I was more interested in whether someone already did something like that,
or put some thought in it.

teran · July 13, 2023, 1:16pm

It’s a good practice to store backups with almost any tool to have >= 2x space of the data size - this will almost guarantee no out of space during the backup (obviously there’re corner cases).

So if you have 2x of space here’s an another suggestion: why not store just some snapshots on your backup machine, one day push them to remote repository and forget them locally, like with policy to store just 1 weekly backup or something similar? This will dramatically reduce the amount of data stored locally while will stay in restic design so risks to stay with corrupted data are almost zero. It obviously up to your data amount and change rate but it’s possible to play a bit with forget policies

If not - that’s probably no option to make it offline and reliable at the same time with all the operations such as backup, restore, maintenance stuff, but I’m not a restic maintainer, just read its design document - probably maintainers will say for sure how it gonna fail in that case

alexweiss · July 14, 2023, 1:25pm

@rakoo: If you like to copy the newly added data (by the last backup run) to your “backup machine”, this will be exactly the same traffic as when running backup to a remote repository located on “backup machine”. Moreover the time backup takes is usually just restricted by the upload rate to the repository .

So I would propose to use “backup machine” as a remote repository and whenever you intend to have a connection, just run the backup command by hand. Even if your connection is lousy and gets interrupted, a follow-up backup run will not need to restart from scratch but use the data from the aborted run. (run rebuild-index after an interruption to salvage even the last couple of seconds)

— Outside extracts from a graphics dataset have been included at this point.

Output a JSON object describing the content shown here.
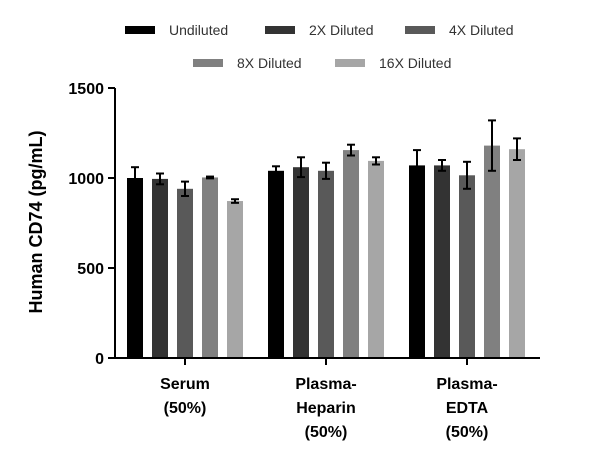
{
  "chart_data": {
    "type": "bar",
    "title": "",
    "xlabel": "",
    "ylabel": "Human CD74 (pg/mL)",
    "ylim": [
      0,
      1500
    ],
    "yticks": [
      0,
      500,
      1000,
      1500
    ],
    "categories": [
      [
        "Serum",
        "(50%)"
      ],
      [
        "Plasma-",
        "Heparin",
        "(50%)"
      ],
      [
        "Plasma-",
        "EDTA",
        "(50%)"
      ]
    ],
    "series": [
      {
        "name": "Undiluted",
        "color": "#000000",
        "values": [
          1000,
          1040,
          1070
        ],
        "errors": [
          60,
          25,
          85
        ]
      },
      {
        "name": "2X Diluted",
        "color": "#333333",
        "values": [
          995,
          1060,
          1070
        ],
        "errors": [
          30,
          55,
          30
        ]
      },
      {
        "name": "4X Diluted",
        "color": "#595959",
        "values": [
          940,
          1040,
          1015
        ],
        "errors": [
          40,
          45,
          75
        ]
      },
      {
        "name": "8X Diluted",
        "color": "#808080",
        "values": [
          1003,
          1155,
          1180
        ],
        "errors": [
          5,
          30,
          140
        ]
      },
      {
        "name": "16X Diluted",
        "color": "#a6a6a6",
        "values": [
          872,
          1095,
          1160
        ],
        "errors": [
          10,
          20,
          60
        ]
      }
    ],
    "legend_position": "top"
  }
}
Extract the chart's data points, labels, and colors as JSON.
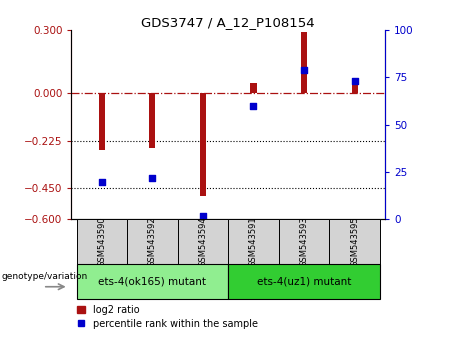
{
  "title": "GDS3747 / A_12_P108154",
  "samples": [
    "GSM543590",
    "GSM543592",
    "GSM543594",
    "GSM543591",
    "GSM543593",
    "GSM543595"
  ],
  "log2_ratio": [
    -0.27,
    -0.26,
    -0.49,
    0.05,
    0.29,
    0.07
  ],
  "percentile_rank": [
    20,
    22,
    2,
    60,
    79,
    73
  ],
  "ylim_left": [
    -0.6,
    0.3
  ],
  "ylim_right": [
    0,
    100
  ],
  "yticks_left": [
    0.3,
    0,
    -0.225,
    -0.45,
    -0.6
  ],
  "yticks_right": [
    100,
    75,
    50,
    25,
    0
  ],
  "bar_color": "#aa1111",
  "dot_color": "#0000cc",
  "hline_y": 0,
  "dotted_lines": [
    -0.225,
    -0.45
  ],
  "group1_label": "ets-4(ok165) mutant",
  "group2_label": "ets-4(uz1) mutant",
  "group1_color": "#90ee90",
  "group2_color": "#32cd32",
  "legend_bar_label": "log2 ratio",
  "legend_dot_label": "percentile rank within the sample",
  "genotype_label": "genotype/variation",
  "bar_width": 0.12,
  "sample_box_color": "#d3d3d3",
  "plot_bg_color": "#ffffff",
  "spine_color": "#000000"
}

About the setting you are trying to work: This heavily relies in the fact that your local cache keeps all needed data. Try to remove the cache and see what’s happening

zer0 · August 26, 2023, 1:11am

Create 2 repos: one locally and another on the backup machine.
Backup on local machine.
restic copy whenever you want to copy snapshots to backup machine.
restic forget --keep-last 1 --prune.
restic forget --prune id-of-last-snapshot.